World J Surg. 2022 Apr;46(4):942-948. doi: 10.1007/s00268-021-06425-5. Epub 2022 Jan 10.
Pediatric hemato-oncologic patients require central catheters for chemotherapy, and the junction of the superior vena cava and right atrium is considered the ideal location for catheter tips. Skin landmarks or fluoroscopic supports have been applied to identify the cavoatrial junction; however, none has been recognized as the gold standard. Therefore, we aim to develop a safe and accurate technique using augmented reality technology for the location of the cavoatrial junction in pediatric hemato-oncologic patients.
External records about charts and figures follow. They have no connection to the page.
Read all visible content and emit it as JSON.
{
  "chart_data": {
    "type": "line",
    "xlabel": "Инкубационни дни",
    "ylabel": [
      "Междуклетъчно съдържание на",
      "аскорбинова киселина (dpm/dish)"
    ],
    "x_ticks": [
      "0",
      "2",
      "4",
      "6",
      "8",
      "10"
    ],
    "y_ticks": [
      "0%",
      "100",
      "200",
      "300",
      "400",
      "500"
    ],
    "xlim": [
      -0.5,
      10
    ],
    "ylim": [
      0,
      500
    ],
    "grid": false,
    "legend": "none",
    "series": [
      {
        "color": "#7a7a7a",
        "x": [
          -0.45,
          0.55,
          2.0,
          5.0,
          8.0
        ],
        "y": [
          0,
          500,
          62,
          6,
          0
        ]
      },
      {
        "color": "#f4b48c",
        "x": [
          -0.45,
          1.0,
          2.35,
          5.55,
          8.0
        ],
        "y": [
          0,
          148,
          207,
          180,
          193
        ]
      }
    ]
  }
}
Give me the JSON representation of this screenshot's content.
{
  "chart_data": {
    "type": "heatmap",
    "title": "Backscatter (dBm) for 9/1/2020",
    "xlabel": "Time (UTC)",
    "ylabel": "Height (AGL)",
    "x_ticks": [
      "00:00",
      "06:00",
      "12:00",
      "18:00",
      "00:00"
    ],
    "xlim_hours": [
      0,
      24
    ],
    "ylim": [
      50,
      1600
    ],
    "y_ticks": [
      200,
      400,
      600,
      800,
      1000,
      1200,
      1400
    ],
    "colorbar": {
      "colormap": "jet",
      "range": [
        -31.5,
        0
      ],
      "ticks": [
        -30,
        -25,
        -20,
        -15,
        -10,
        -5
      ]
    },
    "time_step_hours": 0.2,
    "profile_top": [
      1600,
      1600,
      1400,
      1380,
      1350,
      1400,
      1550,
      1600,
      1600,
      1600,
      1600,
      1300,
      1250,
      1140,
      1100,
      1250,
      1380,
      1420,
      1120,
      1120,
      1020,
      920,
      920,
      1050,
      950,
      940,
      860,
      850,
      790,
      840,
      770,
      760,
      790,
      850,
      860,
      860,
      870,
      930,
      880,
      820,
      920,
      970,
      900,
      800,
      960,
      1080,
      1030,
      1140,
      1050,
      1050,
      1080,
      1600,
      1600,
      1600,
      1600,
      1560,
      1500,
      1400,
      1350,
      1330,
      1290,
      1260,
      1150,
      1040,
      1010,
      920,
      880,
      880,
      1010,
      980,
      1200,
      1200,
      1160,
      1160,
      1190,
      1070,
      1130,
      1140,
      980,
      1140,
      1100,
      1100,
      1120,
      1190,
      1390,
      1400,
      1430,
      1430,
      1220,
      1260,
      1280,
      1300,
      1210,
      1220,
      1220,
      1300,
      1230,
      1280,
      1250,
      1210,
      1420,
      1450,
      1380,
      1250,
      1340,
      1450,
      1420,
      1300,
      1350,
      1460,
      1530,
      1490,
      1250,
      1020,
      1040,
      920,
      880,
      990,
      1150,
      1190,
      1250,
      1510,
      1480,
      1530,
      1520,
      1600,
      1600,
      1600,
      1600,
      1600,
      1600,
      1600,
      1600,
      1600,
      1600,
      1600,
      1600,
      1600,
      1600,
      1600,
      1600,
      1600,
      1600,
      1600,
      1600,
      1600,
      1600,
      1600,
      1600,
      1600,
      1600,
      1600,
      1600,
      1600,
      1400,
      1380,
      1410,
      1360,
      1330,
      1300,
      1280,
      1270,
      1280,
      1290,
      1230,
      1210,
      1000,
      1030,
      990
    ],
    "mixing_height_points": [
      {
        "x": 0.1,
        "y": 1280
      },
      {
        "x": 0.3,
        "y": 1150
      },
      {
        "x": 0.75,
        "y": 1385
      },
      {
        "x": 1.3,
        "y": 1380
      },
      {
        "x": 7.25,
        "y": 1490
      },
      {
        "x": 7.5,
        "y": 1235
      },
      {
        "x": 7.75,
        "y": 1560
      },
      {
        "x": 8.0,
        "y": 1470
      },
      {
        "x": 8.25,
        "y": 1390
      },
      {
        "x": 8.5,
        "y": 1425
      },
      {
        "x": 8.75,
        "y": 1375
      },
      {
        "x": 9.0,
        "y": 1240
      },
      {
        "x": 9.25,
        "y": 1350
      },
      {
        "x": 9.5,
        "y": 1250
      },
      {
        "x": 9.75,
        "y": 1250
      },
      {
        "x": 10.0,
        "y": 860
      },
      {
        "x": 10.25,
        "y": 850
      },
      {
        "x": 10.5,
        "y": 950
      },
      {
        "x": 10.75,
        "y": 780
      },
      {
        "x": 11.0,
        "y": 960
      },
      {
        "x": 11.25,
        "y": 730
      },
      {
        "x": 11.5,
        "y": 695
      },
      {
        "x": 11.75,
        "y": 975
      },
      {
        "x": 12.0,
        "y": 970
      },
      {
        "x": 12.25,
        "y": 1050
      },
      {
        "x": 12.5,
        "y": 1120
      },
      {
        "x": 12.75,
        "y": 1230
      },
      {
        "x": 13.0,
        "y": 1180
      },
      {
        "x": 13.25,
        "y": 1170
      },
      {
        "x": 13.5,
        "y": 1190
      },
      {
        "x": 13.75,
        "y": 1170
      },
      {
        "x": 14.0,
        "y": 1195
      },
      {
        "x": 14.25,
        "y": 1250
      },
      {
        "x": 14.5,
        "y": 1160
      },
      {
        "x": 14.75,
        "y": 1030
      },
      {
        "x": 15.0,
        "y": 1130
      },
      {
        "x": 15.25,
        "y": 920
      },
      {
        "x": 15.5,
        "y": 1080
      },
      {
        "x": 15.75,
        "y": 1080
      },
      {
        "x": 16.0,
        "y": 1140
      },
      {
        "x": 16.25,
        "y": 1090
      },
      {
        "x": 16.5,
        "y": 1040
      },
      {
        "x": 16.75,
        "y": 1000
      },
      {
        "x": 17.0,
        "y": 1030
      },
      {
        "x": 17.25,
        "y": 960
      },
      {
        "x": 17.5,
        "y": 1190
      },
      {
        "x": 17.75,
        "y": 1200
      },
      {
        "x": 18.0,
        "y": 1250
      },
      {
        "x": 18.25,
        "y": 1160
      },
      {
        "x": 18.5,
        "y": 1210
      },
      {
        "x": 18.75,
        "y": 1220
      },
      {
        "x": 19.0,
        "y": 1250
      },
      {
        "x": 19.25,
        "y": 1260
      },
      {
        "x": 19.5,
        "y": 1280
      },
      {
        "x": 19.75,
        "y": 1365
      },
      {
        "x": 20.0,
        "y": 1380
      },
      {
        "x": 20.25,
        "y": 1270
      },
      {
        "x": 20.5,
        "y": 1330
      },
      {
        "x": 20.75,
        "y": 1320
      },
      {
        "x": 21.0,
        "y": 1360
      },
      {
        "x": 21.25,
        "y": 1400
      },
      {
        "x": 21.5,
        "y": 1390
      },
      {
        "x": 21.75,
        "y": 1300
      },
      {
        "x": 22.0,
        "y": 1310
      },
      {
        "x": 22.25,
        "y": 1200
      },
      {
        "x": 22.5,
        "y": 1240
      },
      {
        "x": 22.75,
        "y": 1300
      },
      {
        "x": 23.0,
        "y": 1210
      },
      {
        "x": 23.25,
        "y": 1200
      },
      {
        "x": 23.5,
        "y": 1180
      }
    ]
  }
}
Fifteen oncology patients who underwent chest computed tomography were enrolled for Hickman catheter or chemoport insertion. With the aid of augmented reality technology, three-dimensional models of the internal jugular veins, external jugular veins, subclavian veins, superior vena cava, and right atrium were constructed. On inserting the central vein catheters, the cavoatrial junction identified using the three-dimensional models were marked on the body surface, the tip was positioned at the corresponding location, and the actual insertion location was confirmed using a portable x-ray machine. The proposed method was evaluated by comparing the distance from the cavoatrial junction to the augmented reality location with that to the conventional location on x-ray.
The mean distance between the cavoatrial junction and augmented reality location on x-ray was 1.2 cm, which was significantly shorter than that between the cavoatrial junction and conventional location (1.9 cm; P = 0.027).
Central catheter insertion using augmented reality technology is more safe and accurate than that using conventional methods and can be performed at no additional cost in oncology patients.
儿科血液肿瘤患者化疗需要中心静脉导管,上腔静脉与右心房的交界处被认为是导管尖端的理想位置。已应用体表标志或透视辅助来确定腔房交界处;然而,尚无一种方法被公认为金标准。因此,我们旨在开发一种利用增强现实技术在儿科血液肿瘤患者中定位腔房交界处的安全、准确的技术。
纳入15例接受胸部计算机断层扫描的肿瘤患者,进行希克曼导管或化疗端口置入。借助增强现实技术,构建颈内静脉、颈外静脉、锁骨下静脉、上腔静脉和右心房的三维模型。插入中心静脉导管时,利用三维模型确定的腔房交界处标记在体表,将导管尖端置于相应位置,并用便携式X光机确认实际插入位置。通过比较腔房交界处到增强现实定位的距离与到传统X光定位的距离,对所提出的方法进行评估。
腔房交界处与X光上增强现实定位之间的平均距离为1.2 cm,显著短于腔房交界处与传统定位之间的距离(1.9 cm;P = 0.027)。
与传统方法相比,利用增强现实技术进行中心导管插入更安全、准确,且在肿瘤患者中无需额外费用即可进行。